One in three women will be affected by osteoporosis in their lifetimes, and detecting who is most at risk is part of UC Berkeley Mechanical Engineering Professor Tony Keaveny’s research. Keaveny and other CITRIS colleagues combine biomechanics with medical imaging to provide better diagnosis of osteoporosis risk of fracture. They are working in a new paradigm in healthcare—the seamless use of advanced physiological modeling of 3D medical images, or “virtual stress testing.” The new application will inform about a patient’s condition in a way that is scientifically accurate, intuitive, and compelling.
The application for fracture risk assessment in osteoporosis is based on the basic biomechanical characteristics of bone at multiple physical scales. Patient-specific structural models are created for a bone using clinical CT scans to calculate the bone strength in a highly automated process. Studies have shown that these estimates of strength are superior to what can be provided with the current clinical standard, a DXA (dual energy X-ray absorptiometry) bone scan. With the addition of estimates of the in vivo forces that occur during strenuous activity, researchers can better estimate a biomechanical risk of fracture.
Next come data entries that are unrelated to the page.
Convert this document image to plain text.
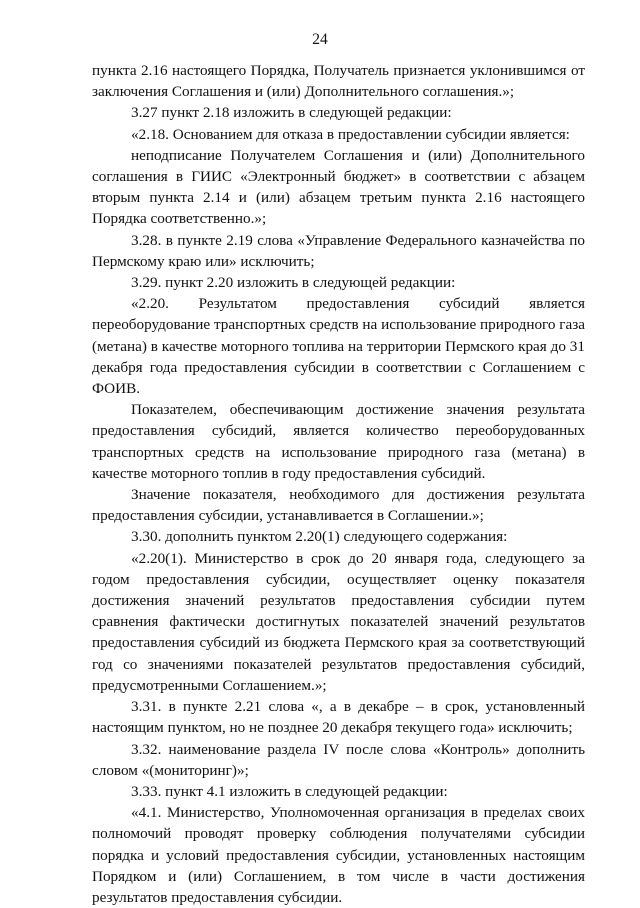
24

пункта 2.16 настоящего Порядка, Получатель признается уклонившимся от заключения Соглашения и (или) Дополнительного соглашения.»;

3.27 пункт 2.18 изложить в следующей редакции:

«2.18. Основанием для отказа в предоставлении субсидии является:

неподписание Получателем Соглашения и (или) Дополнительного соглашения в ГИИС «Электронный бюджет» в соответствии с абзацем вторым пункта 2.14 и (или) абзацем третьим пункта 2.16 настоящего Порядка соответственно.»;

3.28. в пункте 2.19 слова «Управление Федерального казначейства по Пермскому краю или» исключить;

3.29. пункт 2.20 изложить в следующей редакции:

«2.20. Результатом предоставления субсидий является переоборудование транспортных средств на использование природного газа (метана) в качестве моторного топлива на территории Пермского края до 31 декабря года предоставления субсидии в соответствии с Соглашением с ФОИВ.

Показателем, обеспечивающим достижение значения результата предоставления субсидий, является количество переоборудованных транспортных средств на использование природного газа (метана) в качестве моторного топлив в году предоставления субсидий.

Значение показателя, необходимого для достижения результата предоставления субсидии, устанавливается в Соглашении.»;

3.30. дополнить пунктом 2.20(1) следующего содержания:

«2.20(1). Министерство в срок до 20 января года, следующего за годом предоставления субсидии, осуществляет оценку показателя достижения значений результатов предоставления субсидии путем сравнения фактически достигнутых показателей значений результатов предоставления субсидий из бюджета Пермского края за соответствующий год со значениями показателей результатов предоставления субсидий, предусмотренными Соглашением.»;

3.31. в пункте 2.21 слова «, а в декабре – в срок, установленный настоящим пунктом, но не позднее 20 декабря текущего года» исключить;

3.32. наименование раздела IV после слова «Контроль» дополнить словом «(мониторинг)»;

3.33. пункт 4.1 изложить в следующей редакции:

«4.1. Министерство, Уполномоченная организация в пределах своих полномочий проводят проверку соблюдения получателями субсидии порядка и условий предоставления субсидии, установленных настоящим Порядком и (или) Соглашением, в том числе в части достижения результатов предоставления субсидии.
Through collaboration with the UC Berkeley Parallel Computing Lab (Parlab), Professor Keaveny now plans to extend this technology to address coronary heart disease (CHD), which affects 16 million Americans annually and is associated with over 400,000 deaths per year. Their vision is that future radiological diagnostic procedures will be interpreted using such quantitative physiological patient-specific models, thus transforming The field of radiology and improving healthcare by better identifying those at high risk for various diseases.